AI

Xanthorox, the AI that promotes itself as an easy resource for committing cybercrimes

Developed by an anonymous user, it promises to bypass antivirus software, operating outside the usual channels.

Xanthorox
Aida Xart
29/05/2025
3 min

BarcelonaUpon entering its official website, it defines itself as "the killer of WormGPT and EvilGPT" in a dramatic way, with a black background and letters achieved in red. This is how Xanthorox is presented, the new artificial intelligence (AI) that has appeared this year, similar to ChatGPT. It has been created by an anonymous developer who has promoted the tool through public channels such as GitHub, Telegram and Discord.

Unlike most commercial AI systems, which limit functions to prevent malicious uses, Xanthorox openly presents itself as a tool that can greatly facilitate criminal activities on the Internet. On its main page, the tool claims to be able to describe "the first ransomware AI-generated that bypasses all antiviruses", with "powerful and intense encryption, optimized for fast and deep penetration into the system".

Xanthorox has the ability to generate fake videos or audios (deepfakes), emails from phishing (steal data with one click), malware and ransomware (asking for money to recover hijacked files from the user's device). In addition, the website can also analyze images, conduct reasoning, conduct voice and audio chats, analyze files, use the camera, and perform web searches, all on its own servers that guarantee the user's complete privacy. Once the features are presented and absolute security is promised, the website explains the prices: $200 per month for a limited feature, $300 for the full chat, or a variable amount can be paid depending on the user's needs, which must be agreed upon directly with the company's owner (a user named Gary Senderson) via chat.

A Repeating Pattern

Xanthorox uses open-source artificial intelligence models that do not incorporate the security measures common in commercial systems, such as ChatGPT. This setup allows for the generation of unfiltered content, including instructions for illegal activities, such as programming computer viruses. The use of this type of technology is not unprecedented, and in 2023 platforms such as WormGPT and FraudGPT (which Xanthorox boasts of having "killed") appeared that offered similar functionality.

Daniel Kelley, security researcher at SlashNext, he said earlier this year in the technology magazine Scientific American that Xanthorox "is more effective than WormGPT and FraudGPT" because it's "more sophisticated." Casey Ellis, founder of the cybersecurity platform Bugcrowd, explains that, although the details are not yet known, Xanthorox appears to have advanced systems that allow different AI models to review and validate each other's responses, an architecture typical of high-level systems.
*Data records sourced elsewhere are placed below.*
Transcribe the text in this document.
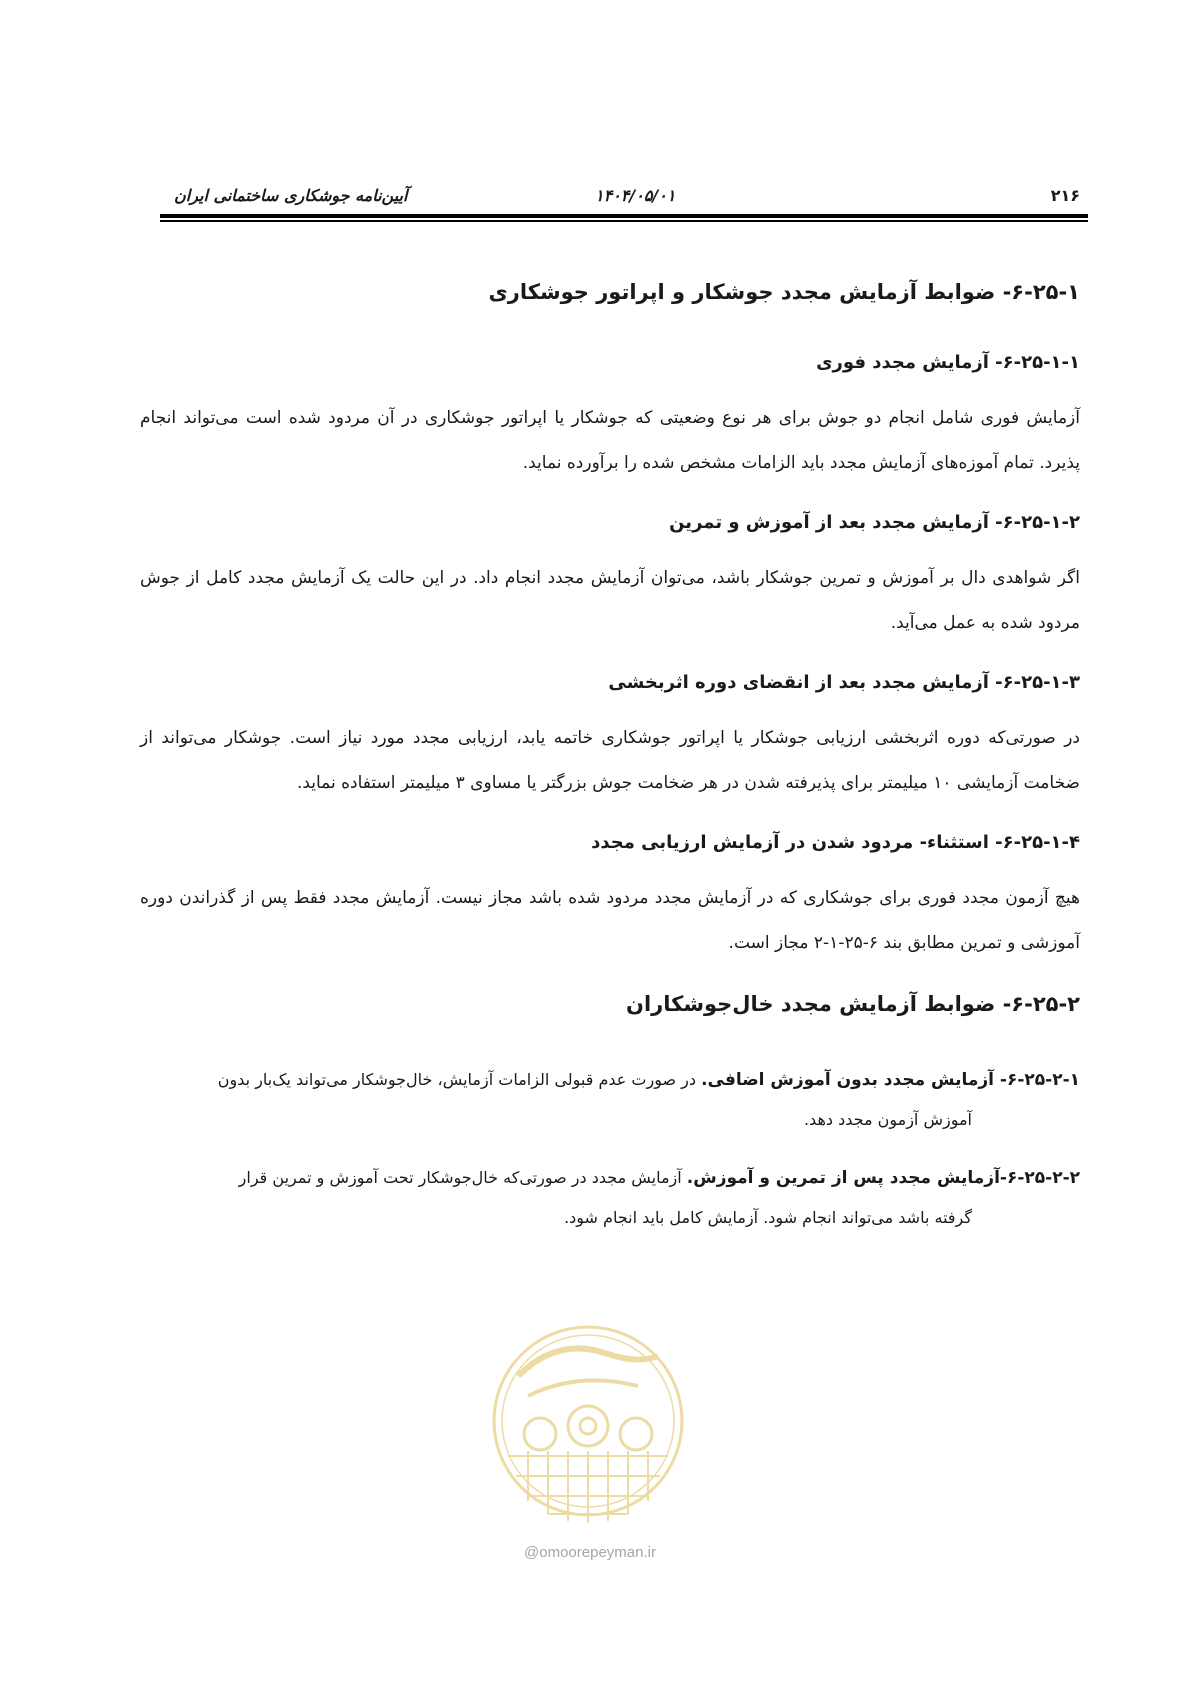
۲۱۶
۱۴۰۴/۰۵/۰۱
آیین‌نامه جوشکاری ساختمانی ایران
۶-۲۵-۱- ضوابط آزمایش مجدد جوشکار و اپراتور جوشکاری
۶-۲۵-۱-۱- آزمایش مجدد فوری
آزمایش فوری شامل انجام دو جوش برای هر نوع وضعیتی که جوشکار یا اپراتور جوشکاری در آن مردود شده است می‌تواند انجام پذیرد. تمام آموزه‌های آزمایش مجدد باید الزامات مشخص شده را برآورده نماید.
۶-۲۵-۱-۲- آزمایش مجدد بعد از آموزش و تمرین
اگر شواهدی دال بر آموزش و تمرین جوشکار باشد، می‌توان آزمایش مجدد انجام داد. در این حالت یک آزمایش مجدد کامل از جوش مردود شده به عمل می‌آید.
۶-۲۵-۱-۳- آزمایش مجدد بعد از انقضای دوره اثربخشی
در صورتی‌که دوره اثربخشی ارزیابی جوشکار یا اپراتور جوشکاری خاتمه یابد، ارزیابی مجدد مورد نیاز است. جوشکار می‌تواند از ضخامت آزمایشی ۱۰ میلیمتر برای پذیرفته شدن در هر ضخامت جوش بزرگتر یا مساوی ۳ میلیمتر استفاده نماید.
۶-۲۵-۱-۴- استثناء- مردود شدن در آزمایش ارزیابی مجدد
هیچ آزمون مجدد فوری برای جوشکاری که در آزمایش مجدد مردود شده باشد مجاز نیست. آزمایش مجدد فقط پس از گذراندن دوره آموزشی و تمرین مطابق بند ۶-۲۵-۱-۲ مجاز است.
۶-۲۵-۲- ضوابط آزمایش مجدد خال‌جوشکاران
۶-۲۵-۲-۱- آزمایش مجدد بدون آموزش اضافی. در صورت عدم قبولی الزامات آزمایش، خال‌جوشکار می‌تواند یک‌بار بدون
آموزش آزمون مجدد دهد.
۶-۲۵-۲-۲-آزمایش مجدد پس از تمرین و آموزش. آزمایش مجدد در صورتی‌که خال‌جوشکار تحت آموزش و تمرین قرار
گرفته باشد می‌تواند انجام شود. آزمایش کامل باید انجام شود.
@omoorepeyman.ir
"It's just after the money"

Jordi Serra, a cybersecurity expert, explains to ARA that tools like this "make any potential attack much more general, because these websites allow you to test and generate different code in an attempt to bypass antivirus programs": "However, antivirus programs look for specific behaviors in a virus." While these are notable, it is not entirely clear whether this tool can actually be used to commit large-scale cybercrimes. Xanthorox, on the main cybercrime forums they monitor, suggests that, for now, the real impact of this tool on the criminal world is limited. generate things out of nothing, without having done much work to train it first."

"That an attack of this type can impersonate a person without the AI not having a known voice is very difficult if there are not minutes of recordings of that person behind it," says Serra. anonymous person. In addition, people's data is needed to be able to deceive them and, at the moment, AI does not have that capacity: "Many times, what they do is send random numbers on the internet saying they are a relative of yours" and adds that there is no specific audience they will target: "They are only after money." Why is Xanthorox legal?

According to Kishon, while AI isn't necessarily bad, "it makes the job of cybercriminals much easier." Open-source AI systems can be used freely as long as they don't directly violate current laws, and therefore, creating a system like Xanthorox isn't a crime. It is illegal to use the tool to commit crimes, and therefore, the responsibility for now lies with the consumer. Serra concludes that artificial intelligence "perfects deception."